Kultur : Bolzen mit Bertolt

Die Berliner Brecht-Tage widmen sich dem Sport

Stephan Schlak

Bertolt Brecht, der sich in den Zwanzigern gerne vor seinem Punching-Ball ablichten ließ und das „Theater als sportliche Anstalt“ revitalisieren wollte, hatte immer vor allen Todfeinden des Sports gewarnt – und wenn es dessen übertriebenen Freunde waren. So sehr er selbst davon träumte, die Theaterbühne mit dem Boxring zu verschmelzen, das Umgekehrte, die Kultivierung des Sports, war ihm zuwider. Vorsicht war also geboten, als Sebastian Kleinschmidt, Chefredakteur der Zeitschrift „Sinn und Form“, den Sport zum Thema der Brecht-Tage im Berliner Literaturforum kürte: „Der Kampf als Ereignis und Erlebnis“.

Als Hauptfeind des Sports hatte Brecht 1928 den „wissenschaftlichen Fimmel“ ausgemacht. „Hierher gehören meistens mit besonderer Unterstützung der Presse die krampfhaften Bemühungen einiger ‚Kenner’, aus dem Sport eine Art ‚Kunst’ zu machen.“ Heute aber muss der Sport nicht mehr vor „Kennern“ wie dem Berliner Sportwissenschaftler Gunter Gebauer, der in sieben Thesen die Phänomene des Sports erhellte, in Schutz genommen werden – sondern vor seinen intellektuellen Fans.

Seit dreißig Jahren kommt Günter Netzer aus der Tiefe des Raumes. Auch wenn der linke Intellektuelle alle politischen Haltungen mit der Zeit verraten hat, die Aufstellung der deutschen Mannschaft, die 1972 in Wembley England bezwang, kann er noch immer im Schlaf herunterbeten. Nirgendwo scheint er heute so wenig entfremdet zu sein wie beim „Lob des Sports“.

„Lyriker unterhalten sich“, teilte Lutz Seiler am Rande der Brecht-Tage mit, „über nichts anderes als Fußball.“ Der gefeierte Dichter aus dem Peter Huchel-Haus bolzt selbst jede Woche auf dem Fußball-Platz. Norbert Bolz, der smarte Berliner Medienprofessor mit dem in diesem Zusammengang sprechenden Namen, der die Brecht-Tage mit einem Vortrag über den „Sport als Paradies des Wesentlichen“ einläutete, gehört als Theoretiker aber wohl eher zu den filigranen Technikern.

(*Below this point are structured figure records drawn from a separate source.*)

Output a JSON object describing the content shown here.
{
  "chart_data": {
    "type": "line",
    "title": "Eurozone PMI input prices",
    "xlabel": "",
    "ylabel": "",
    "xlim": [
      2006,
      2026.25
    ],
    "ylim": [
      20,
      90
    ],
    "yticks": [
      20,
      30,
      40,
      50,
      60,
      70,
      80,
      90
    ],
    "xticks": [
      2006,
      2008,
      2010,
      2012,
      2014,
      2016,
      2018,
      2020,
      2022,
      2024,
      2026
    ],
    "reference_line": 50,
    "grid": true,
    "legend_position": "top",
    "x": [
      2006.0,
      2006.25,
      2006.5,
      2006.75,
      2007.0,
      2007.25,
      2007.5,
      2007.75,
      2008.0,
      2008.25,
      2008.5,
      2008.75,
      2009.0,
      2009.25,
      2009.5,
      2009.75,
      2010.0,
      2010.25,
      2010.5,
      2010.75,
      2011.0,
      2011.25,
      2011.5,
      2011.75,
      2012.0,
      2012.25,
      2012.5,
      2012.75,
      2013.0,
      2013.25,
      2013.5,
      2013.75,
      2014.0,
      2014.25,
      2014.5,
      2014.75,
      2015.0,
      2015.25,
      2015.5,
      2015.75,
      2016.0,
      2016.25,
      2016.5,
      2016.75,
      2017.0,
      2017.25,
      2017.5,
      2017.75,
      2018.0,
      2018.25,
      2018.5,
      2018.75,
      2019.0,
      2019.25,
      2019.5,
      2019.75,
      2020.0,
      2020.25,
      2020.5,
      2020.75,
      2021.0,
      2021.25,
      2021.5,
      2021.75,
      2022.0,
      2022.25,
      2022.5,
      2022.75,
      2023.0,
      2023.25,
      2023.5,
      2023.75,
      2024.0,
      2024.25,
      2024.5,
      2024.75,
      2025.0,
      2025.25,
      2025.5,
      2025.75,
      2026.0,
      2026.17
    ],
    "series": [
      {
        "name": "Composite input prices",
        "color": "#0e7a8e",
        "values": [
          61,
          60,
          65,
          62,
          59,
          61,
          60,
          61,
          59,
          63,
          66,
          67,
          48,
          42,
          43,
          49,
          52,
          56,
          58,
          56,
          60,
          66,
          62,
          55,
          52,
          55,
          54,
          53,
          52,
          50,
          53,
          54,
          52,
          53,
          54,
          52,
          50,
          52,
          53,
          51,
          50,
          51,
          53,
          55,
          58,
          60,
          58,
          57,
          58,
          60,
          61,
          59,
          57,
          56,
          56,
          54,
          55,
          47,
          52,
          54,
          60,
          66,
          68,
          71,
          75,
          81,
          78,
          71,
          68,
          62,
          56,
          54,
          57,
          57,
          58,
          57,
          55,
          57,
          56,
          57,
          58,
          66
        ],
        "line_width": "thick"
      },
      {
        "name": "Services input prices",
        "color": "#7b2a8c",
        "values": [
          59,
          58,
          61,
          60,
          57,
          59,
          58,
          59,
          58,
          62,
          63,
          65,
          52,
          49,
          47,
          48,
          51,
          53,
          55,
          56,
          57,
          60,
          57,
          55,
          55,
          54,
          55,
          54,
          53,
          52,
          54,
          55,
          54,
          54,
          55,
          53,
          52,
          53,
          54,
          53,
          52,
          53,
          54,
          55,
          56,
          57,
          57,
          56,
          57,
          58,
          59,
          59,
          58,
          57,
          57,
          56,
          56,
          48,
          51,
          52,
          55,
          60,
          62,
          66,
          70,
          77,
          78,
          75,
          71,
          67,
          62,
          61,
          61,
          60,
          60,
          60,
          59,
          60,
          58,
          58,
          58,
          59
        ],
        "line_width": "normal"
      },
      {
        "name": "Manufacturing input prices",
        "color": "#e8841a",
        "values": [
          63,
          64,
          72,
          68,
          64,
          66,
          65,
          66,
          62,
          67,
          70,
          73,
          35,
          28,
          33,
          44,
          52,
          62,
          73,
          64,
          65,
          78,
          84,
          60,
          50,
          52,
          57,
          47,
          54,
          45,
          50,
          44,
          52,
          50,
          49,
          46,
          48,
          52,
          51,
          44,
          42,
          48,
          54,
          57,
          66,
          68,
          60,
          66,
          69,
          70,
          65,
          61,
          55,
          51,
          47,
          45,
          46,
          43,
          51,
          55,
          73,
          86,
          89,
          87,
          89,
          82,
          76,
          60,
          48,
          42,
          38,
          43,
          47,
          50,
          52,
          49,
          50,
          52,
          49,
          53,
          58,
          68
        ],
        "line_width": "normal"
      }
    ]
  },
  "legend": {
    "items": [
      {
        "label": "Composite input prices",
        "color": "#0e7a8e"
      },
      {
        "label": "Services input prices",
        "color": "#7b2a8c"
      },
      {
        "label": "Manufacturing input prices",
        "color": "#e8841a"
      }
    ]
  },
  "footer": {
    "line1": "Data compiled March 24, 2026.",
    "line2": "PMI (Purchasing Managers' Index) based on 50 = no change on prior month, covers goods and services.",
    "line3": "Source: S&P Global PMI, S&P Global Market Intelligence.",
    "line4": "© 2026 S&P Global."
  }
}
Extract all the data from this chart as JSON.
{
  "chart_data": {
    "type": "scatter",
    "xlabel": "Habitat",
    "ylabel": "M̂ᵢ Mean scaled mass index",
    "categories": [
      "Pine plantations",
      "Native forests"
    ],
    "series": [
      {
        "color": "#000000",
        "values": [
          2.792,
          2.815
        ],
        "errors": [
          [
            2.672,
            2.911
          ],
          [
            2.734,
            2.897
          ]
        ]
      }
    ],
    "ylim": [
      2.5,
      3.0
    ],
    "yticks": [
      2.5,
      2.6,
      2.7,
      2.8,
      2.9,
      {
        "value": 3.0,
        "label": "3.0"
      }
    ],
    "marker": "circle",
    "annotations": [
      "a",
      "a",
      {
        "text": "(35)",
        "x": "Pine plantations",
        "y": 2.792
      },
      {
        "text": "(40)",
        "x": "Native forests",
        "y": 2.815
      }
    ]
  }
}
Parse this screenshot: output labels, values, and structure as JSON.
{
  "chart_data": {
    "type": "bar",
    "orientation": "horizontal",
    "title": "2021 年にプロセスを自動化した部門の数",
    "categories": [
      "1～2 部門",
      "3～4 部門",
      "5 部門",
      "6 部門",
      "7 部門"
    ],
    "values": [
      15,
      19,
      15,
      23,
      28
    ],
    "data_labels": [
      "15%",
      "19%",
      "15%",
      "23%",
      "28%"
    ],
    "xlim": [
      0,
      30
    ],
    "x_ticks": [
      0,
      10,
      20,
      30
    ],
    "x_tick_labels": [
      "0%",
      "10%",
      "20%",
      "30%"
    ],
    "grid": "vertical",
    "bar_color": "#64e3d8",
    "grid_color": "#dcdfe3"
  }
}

Er steuerte viele Paradoxien – „Sport als Sein ohne Zeit“ – bei, verfestigte damit aber nur den Eindruck, dass ihm zum Sport so wenig wie seinem Meister Niklas Luhmann einfällt. Für Bolz unterläuft der Sport mit Körpern und rustikalen Leidenschaften das Niveau der aus Luhmanns Perspektive ganz ohne den einzelnen Menschen funktionierenden Gesellschaft – hier kommt er noch vor.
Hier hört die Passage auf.